I am writing this post, not to brag about the progress I have made or to be toxically positive. No one wants to hear “You can do it! I did it! Let’s all do it! Everything is just great! Just do it!”. These have simply been some hard lessons that I want to document and have for my little corner of the Internet to feel hope in and for others to use as a resource in their own journey. Hopefully, hearing these things preps you a little more for whatever struggle you are facing or have yet to face. I want these truths to be transparent and something that will help you to realize there is more to life on the other side of your mental illness.
1. No one can help you until you make a decision that you’re going to fight for yourself. Listen to the voice inside you, the one that wants you to be well.
This can be a hard fact to take in, especially for my early twenties group! This is such a transitionary period. You go from high schooler to adult to college graduate in such quick succession. And no one tells you what it means to be your own motivator. No one is waking you up for school anymore, or taking you to doctor’s appointments. You are expected to be making what seems like life-altering decisions and for me, it was really overwhelming.
I remember calling my mom from school one day and telling her I wanted to come home. I needed a break. And while she didn’t encourage dropping out of school, she was receptive to the pain and listened to the way that I was feeling. At the end of my rant, she asked me, “Princy, if you could have such an open conversation with me about how you’re feeling, why can’t you extend yourself the same courtesy and be open and honest with your feelings? Listen to yourself and believe what you hear.”
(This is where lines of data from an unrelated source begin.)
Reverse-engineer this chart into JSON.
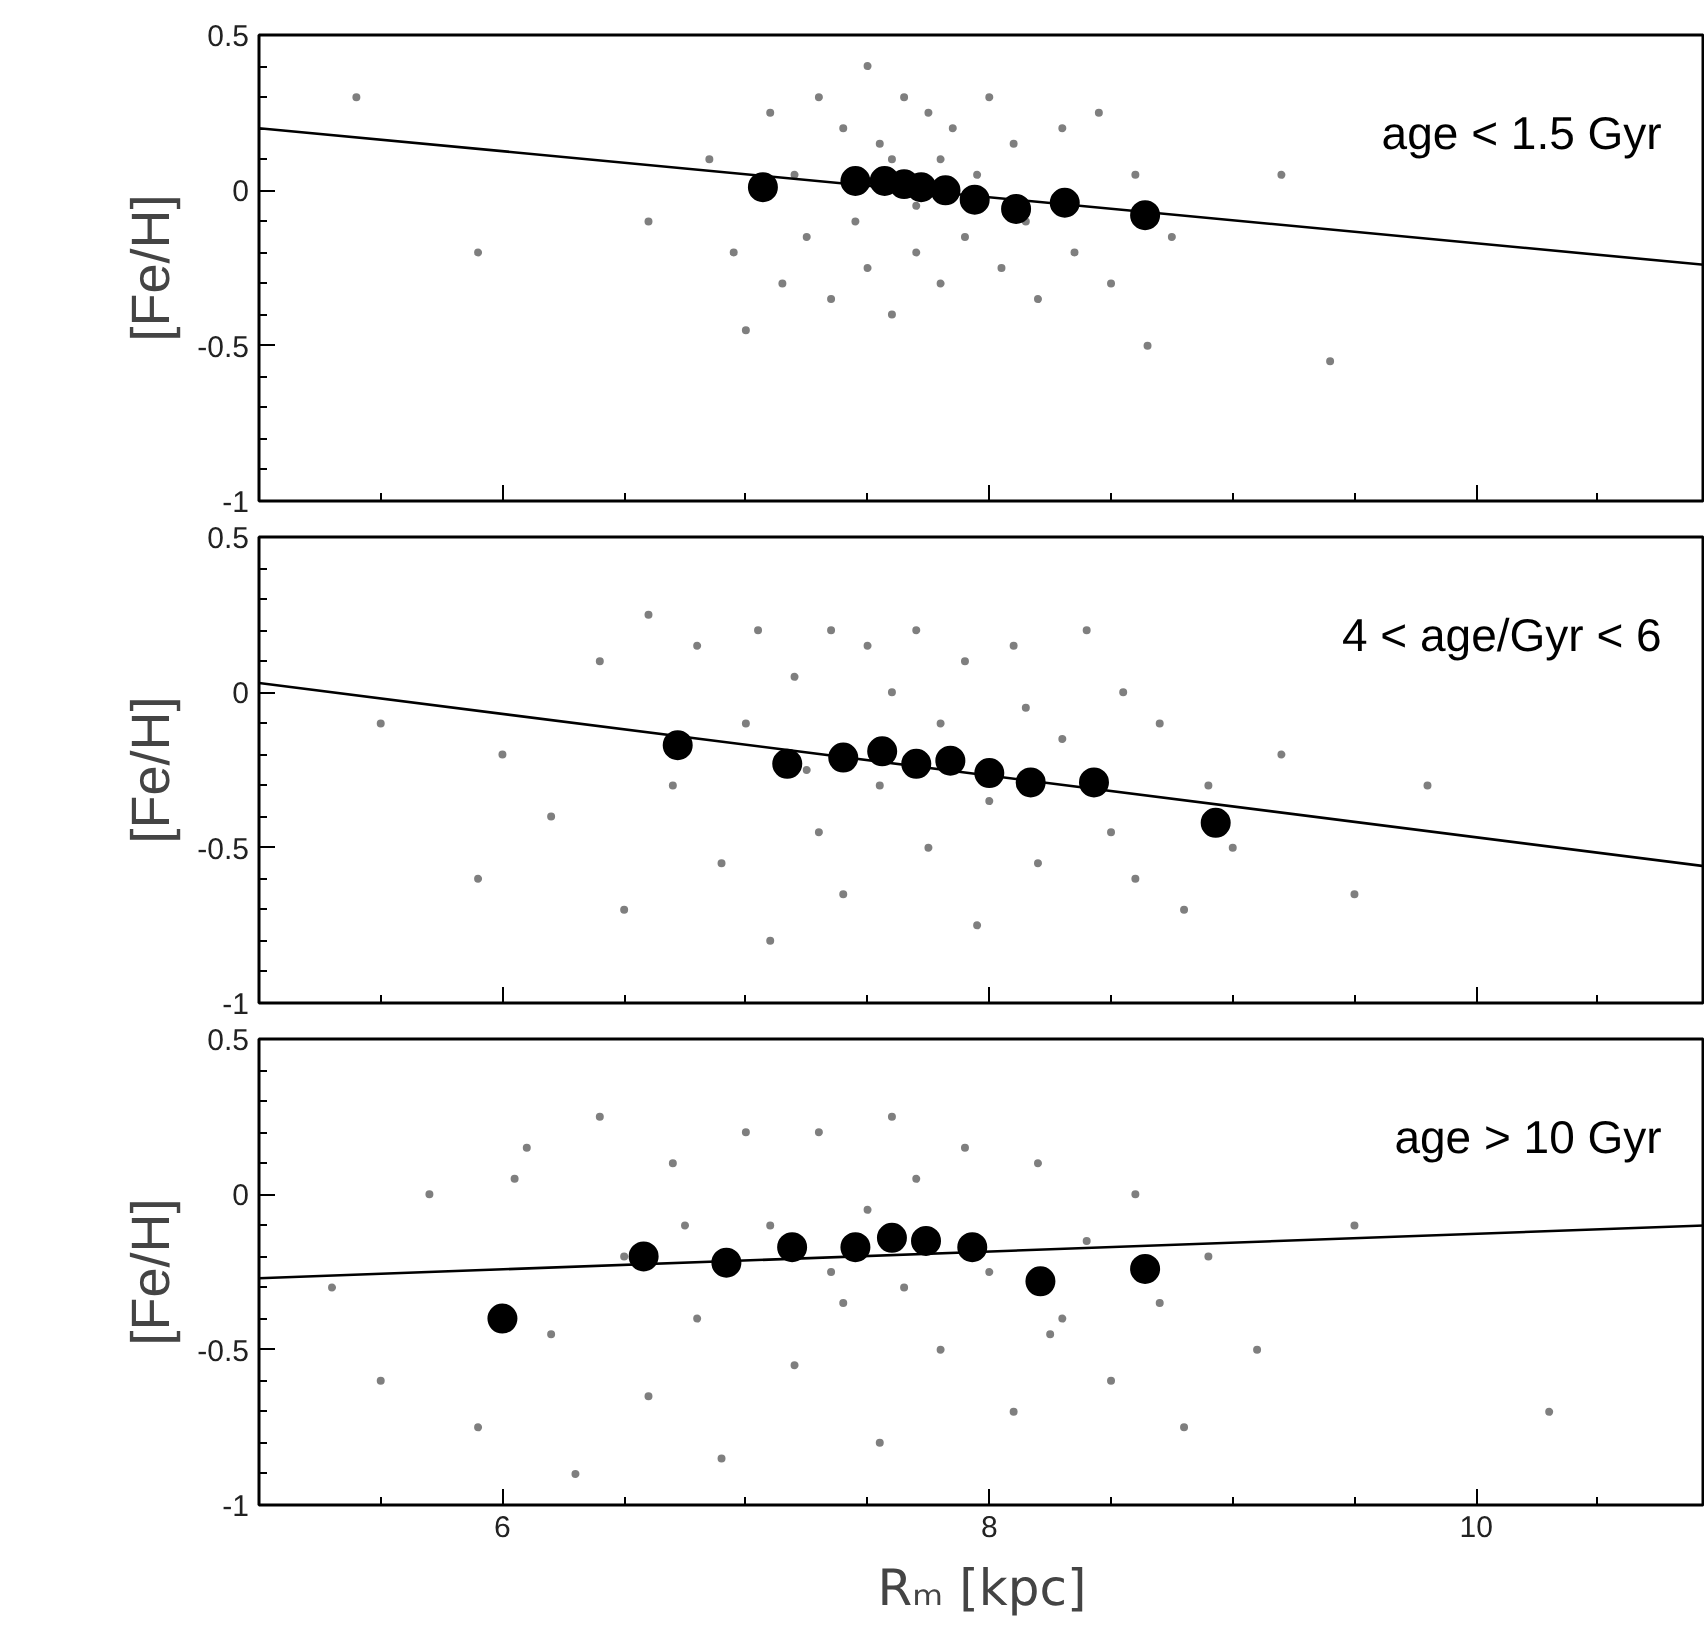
{
  "chart_data": [
    {
      "type": "scatter",
      "ylabel": "[Fe/H]",
      "xlim": [
        5,
        10.94
      ],
      "ylim": [
        -1,
        0.5
      ],
      "xticks": [
        6,
        8,
        10
      ],
      "yticks": [
        -1,
        -0.5,
        0,
        0.5
      ],
      "tick_labels": "y",
      "grid": false,
      "annotations": [
        "age < 1.5 Gyr"
      ],
      "series": [
        {
          "marker": "circle",
          "color": "#7f7f7f",
          "x": [
            5.9,
            6.6,
            6.85,
            6.95,
            7.0,
            7.1,
            7.15,
            7.2,
            7.25,
            7.3,
            7.35,
            7.4,
            7.45,
            7.5,
            7.5,
            7.55,
            7.6,
            7.6,
            7.65,
            7.7,
            7.7,
            7.75,
            7.8,
            7.8,
            7.85,
            7.9,
            7.95,
            8.0,
            8.05,
            8.1,
            8.15,
            8.2,
            8.3,
            8.35,
            8.45,
            8.5,
            8.6,
            8.65,
            8.75,
            9.2,
            9.4,
            5.4
          ],
          "values": [
            -0.2,
            -0.1,
            0.1,
            -0.2,
            -0.45,
            0.25,
            -0.3,
            0.05,
            -0.15,
            0.3,
            -0.35,
            0.2,
            -0.1,
            0.4,
            -0.25,
            0.15,
            0.1,
            -0.4,
            0.3,
            -0.05,
            -0.2,
            0.25,
            0.1,
            -0.3,
            0.2,
            -0.15,
            0.05,
            0.3,
            -0.25,
            0.15,
            -0.1,
            -0.35,
            0.2,
            -0.2,
            0.25,
            -0.3,
            0.05,
            -0.5,
            -0.15,
            0.05,
            -0.55,
            0.3
          ]
        },
        {
          "marker": "circle",
          "color": "#000000",
          "x": [
            7.07,
            7.45,
            7.57,
            7.65,
            7.72,
            7.82,
            7.94,
            8.11,
            8.31,
            8.64
          ],
          "values": [
            0.01,
            0.03,
            0.03,
            0.02,
            0.01,
            0.0,
            -0.03,
            -0.06,
            -0.04,
            -0.08
          ]
        },
        {
          "type": "line",
          "color": "#000000",
          "x": [
            5,
            10.94
          ],
          "values": [
            0.2,
            -0.24
          ]
        }
      ]
    },
    {
      "type": "scatter",
      "ylabel": "[Fe/H]",
      "xlim": [
        5,
        10.94
      ],
      "ylim": [
        -1,
        0.5
      ],
      "xticks": [
        6,
        8,
        10
      ],
      "yticks": [
        -1,
        -0.5,
        0,
        0.5
      ],
      "tick_labels": "y",
      "grid": false,
      "annotations": [
        "4 < age/Gyr < 6"
      ],
      "series": [
        {
          "marker": "circle",
          "color": "#7f7f7f",
          "x": [
            5.5,
            5.9,
            6.2,
            6.4,
            6.5,
            6.6,
            6.7,
            6.8,
            6.9,
            7.0,
            7.05,
            7.1,
            7.2,
            7.3,
            7.35,
            7.4,
            7.5,
            7.55,
            7.6,
            7.7,
            7.75,
            7.8,
            7.9,
            7.95,
            8.0,
            8.1,
            8.2,
            8.3,
            8.4,
            8.5,
            8.6,
            8.7,
            8.8,
            8.9,
            9.0,
            9.2,
            9.5,
            9.8,
            6.0,
            7.25,
            8.15,
            8.55
          ],
          "values": [
            -0.1,
            -0.6,
            -0.4,
            0.1,
            -0.7,
            0.25,
            -0.3,
            0.15,
            -0.55,
            -0.1,
            0.2,
            -0.8,
            0.05,
            -0.45,
            0.2,
            -0.65,
            0.15,
            -0.3,
            0.0,
            0.2,
            -0.5,
            -0.1,
            0.1,
            -0.75,
            -0.35,
            0.15,
            -0.55,
            -0.15,
            0.2,
            -0.45,
            -0.6,
            -0.1,
            -0.7,
            -0.3,
            -0.5,
            -0.2,
            -0.65,
            -0.3,
            -0.2,
            -0.25,
            -0.05,
            0.0
          ]
        },
        {
          "marker": "circle",
          "color": "#000000",
          "x": [
            6.72,
            7.17,
            7.4,
            7.56,
            7.7,
            7.84,
            8.0,
            8.17,
            8.43,
            8.93
          ],
          "values": [
            -0.17,
            -0.23,
            -0.21,
            -0.19,
            -0.23,
            -0.22,
            -0.26,
            -0.29,
            -0.29,
            -0.42
          ]
        },
        {
          "type": "line",
          "color": "#000000",
          "x": [
            5,
            10.94
          ],
          "values": [
            0.03,
            -0.56
          ]
        }
      ]
    },
    {
      "type": "scatter",
      "xlabel": "Rₘ [kpc]",
      "ylabel": "[Fe/H]",
      "xlim": [
        5,
        10.94
      ],
      "ylim": [
        -1,
        0.5
      ],
      "xticks": [
        6,
        8,
        10
      ],
      "yticks": [
        -1,
        -0.5,
        0,
        0.5
      ],
      "grid": false,
      "annotations": [
        "age > 10 Gyr"
      ],
      "series": [
        {
          "marker": "circle",
          "color": "#7f7f7f",
          "x": [
            5.3,
            5.5,
            5.7,
            5.9,
            6.1,
            6.2,
            6.3,
            6.4,
            6.5,
            6.6,
            6.7,
            6.8,
            6.9,
            7.0,
            7.1,
            7.2,
            7.3,
            7.4,
            7.5,
            7.55,
            7.6,
            7.65,
            7.7,
            7.8,
            7.9,
            8.0,
            8.1,
            8.2,
            8.3,
            8.4,
            8.5,
            8.6,
            8.7,
            8.8,
            8.9,
            9.1,
            9.5,
            10.3,
            6.05,
            6.75,
            7.35,
            8.25
          ],
          "values": [
            -0.3,
            -0.6,
            0.0,
            -0.75,
            0.15,
            -0.45,
            -0.9,
            0.25,
            -0.2,
            -0.65,
            0.1,
            -0.4,
            -0.85,
            0.2,
            -0.1,
            -0.55,
            0.2,
            -0.35,
            -0.05,
            -0.8,
            0.25,
            -0.3,
            0.05,
            -0.5,
            0.15,
            -0.25,
            -0.7,
            0.1,
            -0.4,
            -0.15,
            -0.6,
            0.0,
            -0.35,
            -0.75,
            -0.2,
            -0.5,
            -0.1,
            -0.7,
            0.05,
            -0.1,
            -0.25,
            -0.45
          ]
        },
        {
          "marker": "circle",
          "color": "#000000",
          "x": [
            6.0,
            6.58,
            6.92,
            7.19,
            7.45,
            7.6,
            7.74,
            7.93,
            8.21,
            8.64
          ],
          "values": [
            -0.4,
            -0.2,
            -0.22,
            -0.17,
            -0.17,
            -0.14,
            -0.15,
            -0.17,
            -0.28,
            -0.24
          ]
        },
        {
          "type": "line",
          "color": "#000000",
          "x": [
            5,
            10.94
          ],
          "values": [
            -0.27,
            -0.1
          ]
        }
      ]
    }
  ]
}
After that, I started listening to myself. I knew that I needed help and to take care of my health. Once you find yourself listening to your needs, you’ll know how to ask for help and seek resources for your mental health. But you have to make the decision to listen to yourself. You have to fight for yourself because no one else can help you do that.
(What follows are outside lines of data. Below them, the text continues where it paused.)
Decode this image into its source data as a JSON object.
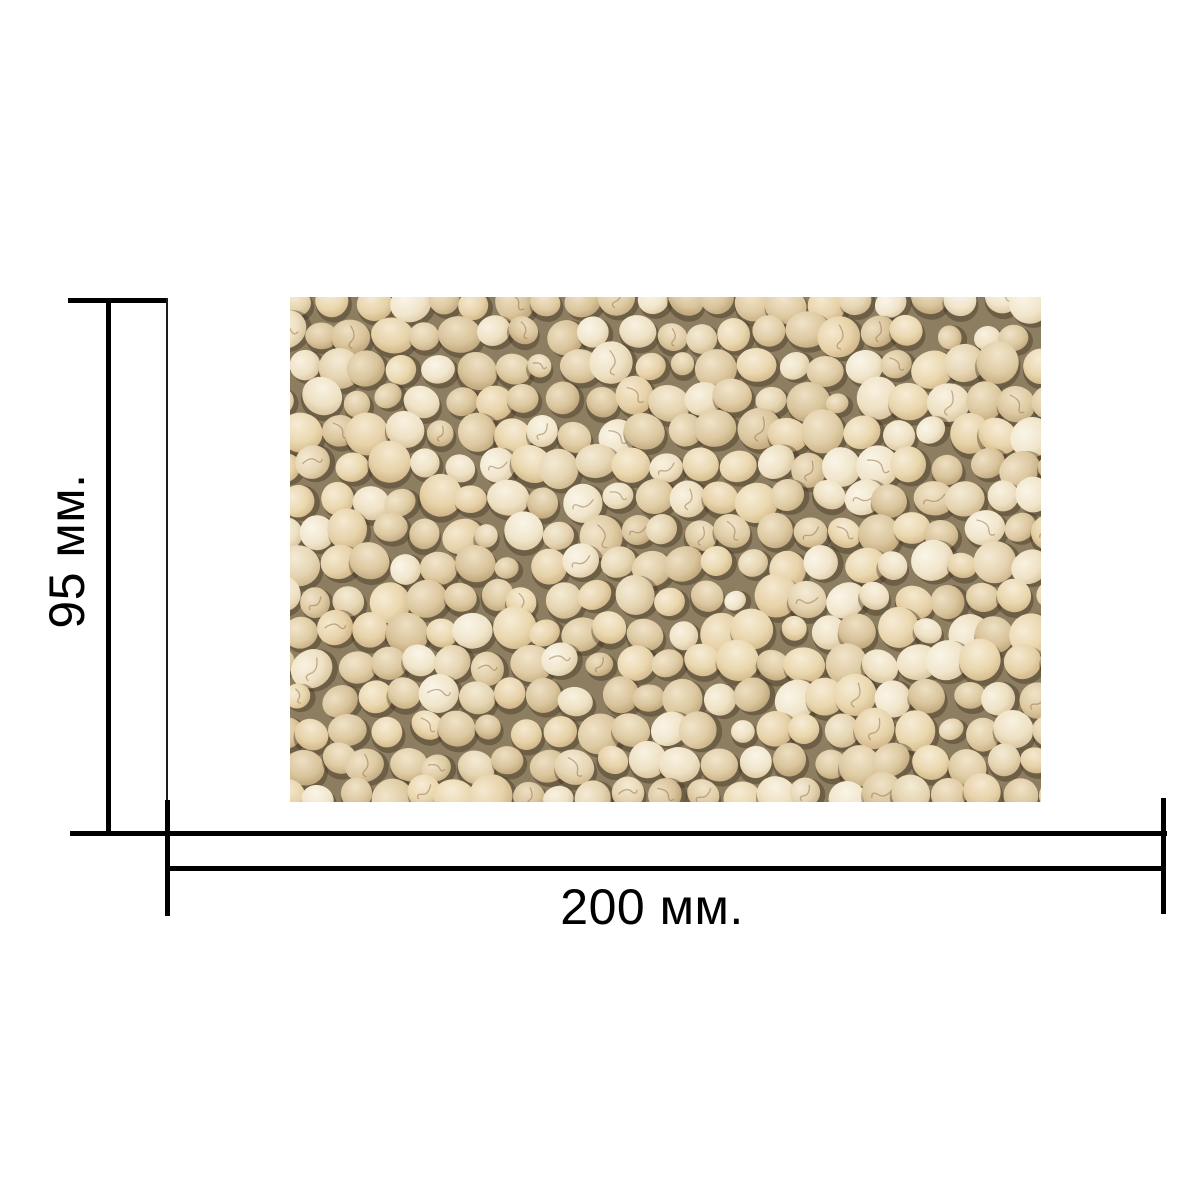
{
  "dimensions": {
    "height_label": "95 мм.",
    "width_label": "200 мм."
  },
  "photo": {
    "subject": "soybeans",
    "colors": {
      "shadow_background": "#8d7d61",
      "bean_contact_shadow": "rgba(62,48,30,0.40)",
      "crack_line": "rgba(146,108,66,0.50)",
      "bean_palettes": [
        [
          "#f9f2e2",
          "#eee1c3",
          "#cfb68e"
        ],
        [
          "#f4ebd6",
          "#e5d4b0",
          "#c3a97e"
        ],
        [
          "#f6ecd6",
          "#ead7ae",
          "#c9ad7c"
        ],
        [
          "#f0e3c8",
          "#ddc9a1",
          "#b99e72"
        ],
        [
          "#faf5e8",
          "#f1e6cc",
          "#d6bf96"
        ],
        [
          "#f2e5cb",
          "#e0cda6",
          "#bfa375"
        ],
        [
          "#f5e9d0",
          "#e7d2a9",
          "#c6a878"
        ],
        [
          "#eee0c4",
          "#d9c49b",
          "#b3976b"
        ]
      ]
    }
  },
  "style": {
    "line_color": "#000000",
    "text_color": "#000000",
    "page_background": "#ffffff"
  }
}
2. Not every “typical” milestone is going to be your goal.
You always hear that after a certain number of therapy sessions or a certain number of support group sessions, you’ll achieve this or that milestone and be making clear, undeniable progress. This is hardly the case and unlike anything I experienced. I didn’t spill my guts in peer groups or in therapy. I didn’t wake up magically cured of my depression one day. When my panic attacks occurred, I felt like I was ruining the progress I had made in trying to improve my mental health. It was really some of the most isolating moments of my life.
My milestones were smaller, personal goals that I relished in accomplishing. Maybe it was making it to breakfast or fitting in a workout. Anything that stopped me from the overwhelming feeling of a racing mind or a depressive state were achievements to me. And eventually, the more of those things that I could accomplish and the more community that I built up, the less I felt pulled into those overwhelming thoughts. My goals were tailor-made to those things I knew I could accomplish. Progressively overloading those accomplishments helped me to pave a path to my mental wellness.
3. Everything will always be alright in the end, and if it isn’t, it’s not the end.
Read that again! I heard this quote the other day and did a double-take. I felt it summed up some of the things I had to learn by living through the dark depression. In the thick of it, nothing feels like it will ever be good again. And I completely understand that, but it’s a lie. There is always something to live for, something to look forward to, and something to be alive for.
Even if it’s as little as being happy about the grass between the sidewalks, the truth is, that’s enough. Small happiness can compound and be like a seed in your mind when all you want to do is give in to the depression. Even if you can’t see it now, there is an ending where you are healthier, stronger and a better person for having gone through what you’re going through. Keep fighting for that ending because you deserve it.